Review of Good Advice Album by Basia Bulat

The arrival of a new album from Basia Bulat is always something to look forward to. Some years ago now I was immediately gripped by Basia's voice when I heard the utterly brilliant 'Go On' (From 'Heart Of My Own') When you hear Basia sing you can't help but to be captivated. Her vocal is so unique and so enthralling. It has a rasp, a rattle even, an odd tickle that is almost asthmatic, a shortness of breath that is sometimes scared, sometimes fearful but always emotive. Her voice has a rough lining that has such a beautiful quiver and beguiling vibration; she can at times sound like she's singing popping candy but in the most enigmatic and bewitching way.

Basia Bulat Good Advice Album

To try and describe her voice, however hard I try, never quite does justice to such a wonderful instrument. Couple that with her proven ability as a song writer and her incredible musicianship and you begin to wonder why she isn't better known in public's consciousness. (I'm quite happy that she's a bit of a well-kept secret.....but she does deserve to be heard a hell of a lot more)

'Good Advice' is the fourth album from Ontarian Basia Bulat. Following on from 2013's Juno nominated, 'Tall, Tall Shadows', and 2010's breakthrough album, 'Heart Of My Own', 'Good Advice' captures the trauma and torment of a particularly painful break up. Basia reflects with brutal honesty about her failed relationship, how she has been left, how deeply affected she has been and just how devastated and let down she feels.

This time around Bulat has teamed up with My Morning Jacket's Jim James. Over the course of three visits, driving nine hours ("in her Moms car") down to Kentucky to pour her heart out and put to tape her still raw emotions, Basia recorded 'Good Advice'. Whilst there has been a deliberate effort to make more of a pop record than her more folksie sounding predecessors the core elements of a Basia Bulat album are still retained and the more polished sound does not detract from her performance.

'La, La, Lie', the albums opening track show's Basia has her heart firming on her sleeve. Honest, unflinching and resolute, the song tells it as it is with Basia betrayed but determined.

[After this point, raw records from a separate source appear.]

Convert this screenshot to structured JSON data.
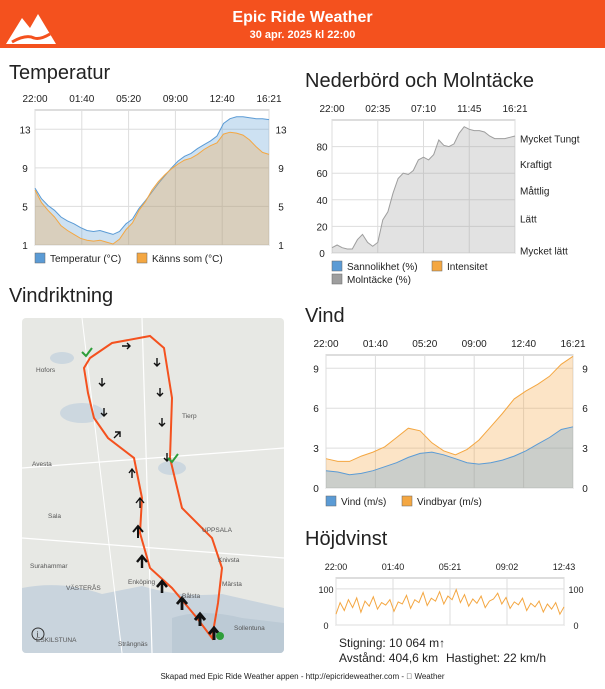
{
  "header": {
    "title": "Epic Ride Weather",
    "subtitle": "30 apr. 2025 kl 22:00",
    "brand_color": "#f4511e"
  },
  "temperature": {
    "section_title": "Temperatur",
    "chart_data": {
      "type": "area",
      "top_time_labels": [
        "22:00",
        "01:40",
        "05:20",
        "09:00",
        "12:40",
        "16:21"
      ],
      "y_ticks": [
        1,
        5,
        9,
        13
      ],
      "ylim": [
        1,
        15
      ],
      "series": [
        {
          "name": "Temperatur (°C)",
          "color": "#5b9bd5",
          "values": [
            6.9,
            5.8,
            5.1,
            4.6,
            3.9,
            3.5,
            3.2,
            2.8,
            2.5,
            2.4,
            2.5,
            2.3,
            2.1,
            2.4,
            3.2,
            3.7,
            4.8,
            5.6,
            6.5,
            7.4,
            8.2,
            9.0,
            9.7,
            10.2,
            10.5,
            11.0,
            11.4,
            11.8,
            12.3,
            13.6,
            14.1,
            14.3,
            14.3,
            14.2,
            14.1,
            14.1,
            14.0
          ]
        },
        {
          "name": "Känns som (°C)",
          "color": "#f4a742",
          "values": [
            6.7,
            5.4,
            4.6,
            3.9,
            3.0,
            2.5,
            2.1,
            1.7,
            1.5,
            1.4,
            1.5,
            1.3,
            1.1,
            1.6,
            2.6,
            3.3,
            4.6,
            5.5,
            6.7,
            7.6,
            8.3,
            8.9,
            9.4,
            9.8,
            10.0,
            10.4,
            10.9,
            11.3,
            11.6,
            12.5,
            12.7,
            12.6,
            12.4,
            11.9,
            11.2,
            10.6,
            10.4
          ]
        }
      ],
      "legend": [
        "Temperatur (°C)",
        "Känns som (°C)"
      ]
    }
  },
  "precipitation": {
    "section_title": "Nederbörd och Molntäcke",
    "chart_data": {
      "type": "area",
      "top_time_labels": [
        "22:00",
        "02:35",
        "07:10",
        "11:45",
        "16:21"
      ],
      "y_ticks": [
        0,
        20,
        40,
        60,
        80
      ],
      "ylim": [
        0,
        100
      ],
      "right_labels": [
        "Mycket Tungt",
        "Kraftigt",
        "Måttlig",
        "Lätt",
        "Mycket lätt"
      ],
      "series": [
        {
          "name": "Molntäcke (%)",
          "color": "#9e9e9e",
          "values": [
            4,
            6,
            4,
            3,
            3,
            10,
            14,
            8,
            5,
            8,
            25,
            31,
            45,
            56,
            60,
            59,
            62,
            70,
            72,
            70,
            74,
            85,
            81,
            80,
            82,
            90,
            95,
            93,
            92,
            92,
            91,
            88,
            86,
            86,
            86,
            87,
            88
          ]
        },
        {
          "name": "Sannolikhet (%)",
          "color": "#5b9bd5",
          "values": []
        },
        {
          "name": "Intensitet",
          "color": "#f4a742",
          "values": []
        }
      ],
      "legend": [
        "Sannolikhet (%)",
        "Intensitet",
        "Molntäcke (%)"
      ]
    }
  },
  "wind_direction": {
    "section_title": "Vindriktning",
    "map_labels": [
      "Hofors",
      "Avesta",
      "Sala",
      "Surahammar",
      "VÄSTERÅS",
      "Enköping",
      "ESKILSTUNA",
      "Strängnäs",
      "Tierp",
      "UPPSALA",
      "Knivsta",
      "Märsta",
      "Bålsta",
      "Sollentuna"
    ],
    "info_icon": "info-icon"
  },
  "wind": {
    "section_title": "Vind",
    "chart_data": {
      "type": "area",
      "top_time_labels": [
        "22:00",
        "01:40",
        "05:20",
        "09:00",
        "12:40",
        "16:21"
      ],
      "y_ticks": [
        0,
        3,
        6,
        9
      ],
      "ylim": [
        0,
        10
      ],
      "series": [
        {
          "name": "Vind (m/s)",
          "color": "#5b9bd5",
          "values": [
            1.3,
            1.2,
            1.0,
            1.1,
            1.3,
            1.6,
            1.9,
            2.3,
            2.6,
            2.7,
            2.5,
            2.2,
            1.9,
            1.8,
            1.9,
            2.1,
            2.4,
            2.8,
            3.3,
            3.8,
            4.4,
            4.6
          ]
        },
        {
          "name": "Vindbyar (m/s)",
          "color": "#f4a742",
          "values": [
            2.2,
            2.0,
            2.0,
            2.4,
            2.7,
            3.1,
            3.8,
            4.5,
            4.3,
            3.4,
            2.8,
            2.5,
            2.9,
            3.6,
            4.6,
            5.6,
            6.7,
            7.3,
            7.8,
            8.4,
            9.3,
            9.9
          ]
        }
      ],
      "legend": [
        "Vind (m/s)",
        "Vindbyar (m/s)"
      ]
    }
  },
  "elevation": {
    "section_title": "Höjdvinst",
    "chart_data": {
      "type": "line",
      "top_time_labels": [
        "22:00",
        "01:40",
        "05:21",
        "09:02",
        "12:43"
      ],
      "y_ticks": [
        0,
        100
      ],
      "ylim": [
        0,
        130
      ],
      "series": [
        {
          "name": "",
          "color": "#f4a742",
          "values": [
            30,
            62,
            40,
            70,
            48,
            75,
            35,
            66,
            52,
            78,
            44,
            62,
            55,
            70,
            38,
            64,
            58,
            82,
            46,
            70,
            62,
            90,
            54,
            74,
            66,
            92,
            58,
            80,
            70,
            98,
            62,
            84,
            52,
            72,
            60,
            80,
            48,
            66,
            72,
            88,
            58,
            76,
            46,
            64,
            56,
            74,
            40,
            60,
            50,
            66,
            36,
            58,
            44,
            62,
            30,
            50
          ]
        }
      ]
    }
  },
  "stats": {
    "climb": "Stigning: 10 064 m↑",
    "distance": "Avstånd: 404,6 km",
    "speed": "Hastighet: 22 km/h"
  },
  "footer": {
    "text": "Skapad med Epic Ride Weather appen - http://epicrideweather.com - \u0000 Weather"
  }
}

The title track is more of a sombre affair; a time to reflect. In one of her more contemplative moments Basia softly sings as she tries to come to terms with what's going on around her.   

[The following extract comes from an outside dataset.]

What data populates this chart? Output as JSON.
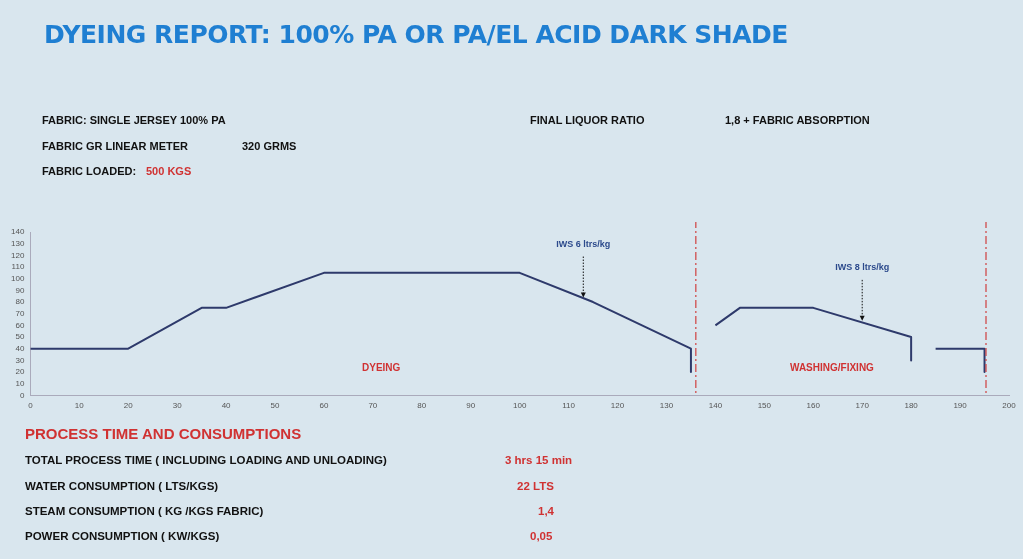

The song that set the platform for the album, 'Infamous', has lost none of its bite or brilliance. Basia sounds at times fragile and hurt and at others reasoned and resolved. "Come back or not but call it off' Come back alone or turn me down, Don't waste my time pretending love is somewhere else" Basia sings as she shares her anguish. Where this song may have set the theme, others such as the devastatingly tragic ballad, 'Time', take it to new heights. Basia's most emotive and engaging vocal performance on the ten track album is a mesmeric wonder.

The more upbeat, but ultimate self blame, of 'Long Goodnight' helps Basia shed, like a cathartic release, her emotional baggage as she builds from a new brittle beginning. 'In The Name Of', shows still further her need for expression, her need to impart her feelings and her ability to get past, and work through, her very personal relationship breakdown. The power in Basia's delivery here is so well caught; it's raw and emotive, heart felt and real, a state of mind so effectively put to song that you feel like you're living through the drama and deconstruction of it all yourself. The close out track, 'Someday Soon', is similarly emotive, however, it perfectly draws the album to an end, framing what's gone before with a sense of resignation and regret.    

Elsewhere on 'Good Advice' there are the lighter, poppier, flashes that are a newer avenue for Basia Bulat. 'Let Me In' and 'Fool' break new ground for Basia Bulat and deliver up a slightly more commercial slant to Basia's work. This production of her work here is the only question mark I have over the entire album; it's not for me the best place to set such a genuinely unique vocal. I like to hear her voice in its most exposed form, with all its idiosyncrasies and delightful nuances bubbling away in the foreground. (Pity I'm not a renowned producer really.... )

Production differences aside, 'Good Advice' remains a great album, capturing a very emotional time in Basia Bulat life. It's not gushing, it's not twee and it's certainly not mawkish. It's real, at times brutally honest, extraordinarily emotive and definitely worth listening to.